Swiss museum will remove 5 paintings potentially looted by Nazis

A Swiss museum said five artworks will be removed from public view as it collaborates with the owner of the artworks to investigate whether the works were looted by Nazis during World War II.

On longterm loan to the Kunsthaus Zurich museum from collection owner the Foundation E. G. Bührle (or Bührle Foundation) the paintings in question are Jardin de Monet à Giverny by Claude Monet, Vincent van Gogh’s The Old TowerLa route montante by Paul Gauguin, Gustave Courbet’s Portrait of the Sculptor Louis-Joseph and Georges-Henri Manuel by Henri de Toulouse-Lautrec.

In a statement issued on its website, the museum said the Bührle Foundation requested the removal of the artworks as it assesses their provenance.

The renewed scrutiny comes as a result of the U.S. State Department’s latest best practices for handling Nazi-looted art, published in March. These expand the Washington Conference Principles on Nazi-Confiscated Art set forth in 1998.

“The Kunsthaus welcomes this stance, but very much regrets that, with respect to our visitors, five of the pictures are being removed from the Kunsthaus’ rooms by the current owner, the Bührle Foundation,” the museum said. “The Bührle Foundation is acting comprehensibly and correctly in accordance with the agreement with the city of Zurich and in accordance with the provisions of the permanent loan agreement.”

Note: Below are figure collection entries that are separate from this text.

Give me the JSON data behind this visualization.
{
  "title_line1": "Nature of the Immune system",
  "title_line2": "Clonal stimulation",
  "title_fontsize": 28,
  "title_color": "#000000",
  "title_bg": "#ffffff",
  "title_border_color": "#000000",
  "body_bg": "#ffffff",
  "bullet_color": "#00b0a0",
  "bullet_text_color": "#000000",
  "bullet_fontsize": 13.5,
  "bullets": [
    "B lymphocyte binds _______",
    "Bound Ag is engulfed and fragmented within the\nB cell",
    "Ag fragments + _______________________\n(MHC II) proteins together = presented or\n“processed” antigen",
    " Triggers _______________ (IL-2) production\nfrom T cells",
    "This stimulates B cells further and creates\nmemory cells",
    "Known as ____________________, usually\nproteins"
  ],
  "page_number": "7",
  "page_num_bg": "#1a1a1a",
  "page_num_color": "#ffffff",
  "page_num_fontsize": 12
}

Twenty-five countries, including Switzerland, have so far endorsed the expanded U.S. State Department guidelines for dealing with Nazi-confiscated art. The new agreement follows the 1998 Washington Conference Principles, which focused on providing restitution to the families of the original owners for treasures that were either stolen or forcibly sold by Nazis.

“Restitution should be to all lawful beneficiaries and heirs in accordance with a country’s usual inheritance law,” the March 2024 guidelines state. “All pre-War owners who are identified through provenance research or their heirs should be proactively sought by the current possessors for the purpose of restitution.”

Hundreds of thousands of paintings and millions of books as well as cultural and religious artifacts were stolen from Jewish owners by Nazis in the Holocaust. Many have still not been returned to their rightful owners.